I think that’s why Cindy is such a comfort to me these days. She hasn’t changed since she came into our lives nearly two years ago, except to mellow a bit and flow more naturally with the rhythms of our household. She weighs under ten pounds like she did the day we got her and she still loves to be petted and held, to press her little heating pad of a body right up against the nearest human while she sleeps.
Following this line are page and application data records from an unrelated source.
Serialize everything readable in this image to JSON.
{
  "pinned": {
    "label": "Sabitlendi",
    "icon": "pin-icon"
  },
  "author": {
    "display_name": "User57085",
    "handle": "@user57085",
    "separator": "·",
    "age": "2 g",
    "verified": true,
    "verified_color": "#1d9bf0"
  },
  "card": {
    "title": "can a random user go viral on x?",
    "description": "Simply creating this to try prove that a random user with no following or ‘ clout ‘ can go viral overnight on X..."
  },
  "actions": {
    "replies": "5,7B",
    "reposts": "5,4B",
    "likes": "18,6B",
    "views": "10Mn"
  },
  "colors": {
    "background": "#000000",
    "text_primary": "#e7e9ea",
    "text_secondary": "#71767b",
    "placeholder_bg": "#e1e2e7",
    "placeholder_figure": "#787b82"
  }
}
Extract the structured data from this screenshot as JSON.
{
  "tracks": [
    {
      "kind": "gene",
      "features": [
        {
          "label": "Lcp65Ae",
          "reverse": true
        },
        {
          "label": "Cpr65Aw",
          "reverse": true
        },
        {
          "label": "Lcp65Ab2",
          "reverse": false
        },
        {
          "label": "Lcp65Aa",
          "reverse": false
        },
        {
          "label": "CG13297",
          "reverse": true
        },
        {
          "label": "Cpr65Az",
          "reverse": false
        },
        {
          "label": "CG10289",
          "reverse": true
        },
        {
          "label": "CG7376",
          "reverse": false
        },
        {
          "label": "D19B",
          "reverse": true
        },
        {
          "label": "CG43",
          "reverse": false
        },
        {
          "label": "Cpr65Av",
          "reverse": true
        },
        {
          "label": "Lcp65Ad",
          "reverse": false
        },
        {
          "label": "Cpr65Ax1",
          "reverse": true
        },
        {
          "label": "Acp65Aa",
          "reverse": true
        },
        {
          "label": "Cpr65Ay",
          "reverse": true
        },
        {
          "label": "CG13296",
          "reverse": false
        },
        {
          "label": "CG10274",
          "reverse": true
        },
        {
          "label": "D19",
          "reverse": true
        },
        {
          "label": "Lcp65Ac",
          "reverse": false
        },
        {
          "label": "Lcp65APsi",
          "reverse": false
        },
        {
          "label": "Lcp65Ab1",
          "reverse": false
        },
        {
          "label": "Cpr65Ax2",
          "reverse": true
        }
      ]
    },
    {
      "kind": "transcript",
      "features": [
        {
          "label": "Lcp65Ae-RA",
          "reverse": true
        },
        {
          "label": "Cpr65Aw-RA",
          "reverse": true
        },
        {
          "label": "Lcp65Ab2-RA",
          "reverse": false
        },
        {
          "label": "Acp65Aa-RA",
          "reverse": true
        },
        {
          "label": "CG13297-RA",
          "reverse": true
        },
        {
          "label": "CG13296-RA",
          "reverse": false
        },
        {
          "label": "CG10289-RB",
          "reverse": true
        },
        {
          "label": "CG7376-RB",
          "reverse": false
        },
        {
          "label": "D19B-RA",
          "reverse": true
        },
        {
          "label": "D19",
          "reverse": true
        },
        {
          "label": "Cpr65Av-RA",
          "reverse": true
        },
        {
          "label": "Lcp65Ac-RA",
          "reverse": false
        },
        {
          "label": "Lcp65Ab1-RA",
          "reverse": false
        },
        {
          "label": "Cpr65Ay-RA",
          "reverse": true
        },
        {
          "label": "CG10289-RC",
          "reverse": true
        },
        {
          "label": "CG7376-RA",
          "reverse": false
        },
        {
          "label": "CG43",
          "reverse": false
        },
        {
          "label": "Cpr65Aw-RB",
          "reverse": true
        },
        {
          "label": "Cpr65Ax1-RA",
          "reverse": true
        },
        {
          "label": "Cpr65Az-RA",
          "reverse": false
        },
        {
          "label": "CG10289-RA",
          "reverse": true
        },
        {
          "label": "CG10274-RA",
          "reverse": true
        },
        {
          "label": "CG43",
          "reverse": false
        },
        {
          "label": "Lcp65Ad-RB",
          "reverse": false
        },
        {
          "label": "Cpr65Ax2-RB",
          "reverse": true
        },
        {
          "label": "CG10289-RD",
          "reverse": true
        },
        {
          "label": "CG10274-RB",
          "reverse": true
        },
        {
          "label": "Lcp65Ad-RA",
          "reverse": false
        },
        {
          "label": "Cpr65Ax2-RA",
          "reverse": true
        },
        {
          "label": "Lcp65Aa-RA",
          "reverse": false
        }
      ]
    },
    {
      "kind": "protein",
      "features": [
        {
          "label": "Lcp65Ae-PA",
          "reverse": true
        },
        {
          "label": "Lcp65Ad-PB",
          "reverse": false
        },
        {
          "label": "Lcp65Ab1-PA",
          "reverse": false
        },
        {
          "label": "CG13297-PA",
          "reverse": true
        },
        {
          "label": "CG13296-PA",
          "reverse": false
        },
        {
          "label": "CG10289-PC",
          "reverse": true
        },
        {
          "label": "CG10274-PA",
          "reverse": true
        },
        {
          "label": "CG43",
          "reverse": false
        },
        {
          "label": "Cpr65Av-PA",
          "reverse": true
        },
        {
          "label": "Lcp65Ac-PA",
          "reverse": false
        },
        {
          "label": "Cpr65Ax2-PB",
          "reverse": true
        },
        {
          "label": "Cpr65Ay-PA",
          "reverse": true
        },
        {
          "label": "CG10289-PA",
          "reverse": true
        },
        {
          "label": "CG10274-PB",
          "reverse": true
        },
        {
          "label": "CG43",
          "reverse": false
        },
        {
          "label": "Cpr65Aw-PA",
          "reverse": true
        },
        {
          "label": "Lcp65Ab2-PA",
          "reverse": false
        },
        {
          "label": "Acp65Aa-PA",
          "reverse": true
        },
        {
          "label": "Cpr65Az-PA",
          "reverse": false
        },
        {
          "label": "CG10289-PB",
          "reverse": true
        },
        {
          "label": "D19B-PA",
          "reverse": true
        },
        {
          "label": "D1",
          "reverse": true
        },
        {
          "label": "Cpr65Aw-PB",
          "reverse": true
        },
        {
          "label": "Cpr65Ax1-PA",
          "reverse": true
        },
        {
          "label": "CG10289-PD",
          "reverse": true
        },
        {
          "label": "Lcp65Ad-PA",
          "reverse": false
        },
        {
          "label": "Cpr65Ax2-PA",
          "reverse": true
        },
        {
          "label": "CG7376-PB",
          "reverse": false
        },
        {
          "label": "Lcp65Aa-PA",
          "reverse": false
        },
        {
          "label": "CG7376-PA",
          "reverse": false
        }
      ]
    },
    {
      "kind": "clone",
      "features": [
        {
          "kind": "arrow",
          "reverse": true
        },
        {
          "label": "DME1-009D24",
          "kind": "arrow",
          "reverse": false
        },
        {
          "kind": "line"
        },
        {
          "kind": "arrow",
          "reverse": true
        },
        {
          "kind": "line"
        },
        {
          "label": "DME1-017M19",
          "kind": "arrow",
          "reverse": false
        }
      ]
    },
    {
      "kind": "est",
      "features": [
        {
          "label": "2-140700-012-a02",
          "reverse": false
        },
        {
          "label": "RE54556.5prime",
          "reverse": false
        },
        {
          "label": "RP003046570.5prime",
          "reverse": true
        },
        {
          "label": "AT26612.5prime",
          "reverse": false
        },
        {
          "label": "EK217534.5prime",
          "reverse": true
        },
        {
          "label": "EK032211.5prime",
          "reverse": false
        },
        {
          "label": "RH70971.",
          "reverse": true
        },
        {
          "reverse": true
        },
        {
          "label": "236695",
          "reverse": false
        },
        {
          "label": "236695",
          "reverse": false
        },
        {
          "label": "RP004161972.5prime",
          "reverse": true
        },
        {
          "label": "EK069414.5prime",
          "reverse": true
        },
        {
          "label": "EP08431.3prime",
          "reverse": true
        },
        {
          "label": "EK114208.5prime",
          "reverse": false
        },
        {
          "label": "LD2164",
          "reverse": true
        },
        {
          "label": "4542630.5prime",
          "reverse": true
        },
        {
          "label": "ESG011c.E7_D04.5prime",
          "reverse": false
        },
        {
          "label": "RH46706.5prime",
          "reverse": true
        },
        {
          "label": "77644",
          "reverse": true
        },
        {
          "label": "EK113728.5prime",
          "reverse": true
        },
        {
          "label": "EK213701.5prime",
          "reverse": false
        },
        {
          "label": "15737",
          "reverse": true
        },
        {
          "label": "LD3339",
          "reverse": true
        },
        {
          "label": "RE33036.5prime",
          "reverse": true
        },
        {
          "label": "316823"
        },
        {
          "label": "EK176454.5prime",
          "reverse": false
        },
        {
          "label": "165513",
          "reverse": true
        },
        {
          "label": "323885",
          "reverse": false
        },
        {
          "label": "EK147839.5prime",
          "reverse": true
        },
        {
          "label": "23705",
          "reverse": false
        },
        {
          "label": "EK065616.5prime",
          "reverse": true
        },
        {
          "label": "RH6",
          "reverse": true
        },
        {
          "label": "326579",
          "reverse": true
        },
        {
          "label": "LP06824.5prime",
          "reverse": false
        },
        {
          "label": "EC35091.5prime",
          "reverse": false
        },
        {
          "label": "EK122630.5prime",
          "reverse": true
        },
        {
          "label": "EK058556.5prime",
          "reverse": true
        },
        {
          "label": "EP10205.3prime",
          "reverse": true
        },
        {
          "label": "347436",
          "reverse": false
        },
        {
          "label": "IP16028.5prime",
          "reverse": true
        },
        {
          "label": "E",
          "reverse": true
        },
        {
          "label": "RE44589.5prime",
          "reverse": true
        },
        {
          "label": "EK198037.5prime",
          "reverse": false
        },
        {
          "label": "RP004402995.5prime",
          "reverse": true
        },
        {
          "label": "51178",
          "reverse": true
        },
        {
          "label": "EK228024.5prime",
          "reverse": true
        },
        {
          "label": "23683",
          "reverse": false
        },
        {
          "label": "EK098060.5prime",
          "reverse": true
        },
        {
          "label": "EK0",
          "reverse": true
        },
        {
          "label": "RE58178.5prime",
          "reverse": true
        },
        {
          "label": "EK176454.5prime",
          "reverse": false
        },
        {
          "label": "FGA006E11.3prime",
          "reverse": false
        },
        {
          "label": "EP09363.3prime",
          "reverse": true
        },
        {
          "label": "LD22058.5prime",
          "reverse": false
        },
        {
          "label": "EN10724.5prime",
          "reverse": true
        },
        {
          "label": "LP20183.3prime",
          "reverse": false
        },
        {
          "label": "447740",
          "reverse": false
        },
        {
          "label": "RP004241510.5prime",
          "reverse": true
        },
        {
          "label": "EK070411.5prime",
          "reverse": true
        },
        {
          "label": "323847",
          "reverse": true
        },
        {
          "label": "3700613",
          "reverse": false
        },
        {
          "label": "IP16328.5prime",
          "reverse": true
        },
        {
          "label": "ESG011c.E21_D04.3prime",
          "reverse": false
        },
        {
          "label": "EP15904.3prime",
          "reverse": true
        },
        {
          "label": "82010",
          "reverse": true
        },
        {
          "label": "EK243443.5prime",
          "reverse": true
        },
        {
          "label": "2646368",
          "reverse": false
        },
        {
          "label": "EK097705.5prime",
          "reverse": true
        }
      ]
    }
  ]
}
Cindy loves to play and will often toss a slimy ball or a chewed up tug-a-war toy in my lap while I’m reading or working at the computer. Here again I’m reminded of Ethan who, until recently, craved my attention, often talking continuously as he followed me room to room. At times, I couldn’t help but burst out, “I just need a moment to hear myself think!” But this summer, if he’s not out with friends he’s closed up in his room with them or chatting on Facebook. Meanwhile, I feel like the dad in the last verse of Cat’s in the Cradle: “Son, I’d like to see you if you don’t mind . . . ”
The only constant in parenting is change. A good friend said that to me years ago and I think of it often. The child I live with is literally a different person than he was a few months ago, just as he was a few months before that. He has different interests, different priorities, and — most recently and the hardest to get used to — a different temperament. No wonder I so often say the exact wrong thing! I’m still getting to know this new person and it’s an awkward, ungainly process. I like him, though. He’s smart and quick-witted, and usually easy to forgive.
Ah, and Cindy. Sweet, unwavering Cindy. What a great thing I did by saying yes to a puppy for Ethan’s twelfth birthday. I figured it would teach him responsibility and be a good constant for him as he moved back and forth between his dad’s place and mine. But what I didn’t realize was how soothing her silent, accepting nature would be for both of us as we navigate through each new phase in our relationship. We can have a loud blowout fight, adolescence and peri-menopausal PMS vying for first place in nuttiness, hypersensitivity and volume, and she’ll merely yawn and stretch. Afterwards, when we’re spent and sad and sorry she’ll wander over and drop a slimy ball in one of our laps. Our eyes will lock and we’ll both end up smiling.
4 replies on “My Easy Child”
I need a “Cindy” in my house, too! Thanks for a wonderful essay, Ona!
My husband needs to read this! He just commented not 2 hours ago how much less frequently our newly minted teen has been referring to him as “stupid dad”. LOL!
Everyone needs a “Cindy”. I love the picture at the end. It’s funny how animals have that power to bring humans closer together.
Right on target as usual, Ona! I can barely remember those days, but I do recall a 3-female household PMS-ing at the same time and a lot of slamming doors!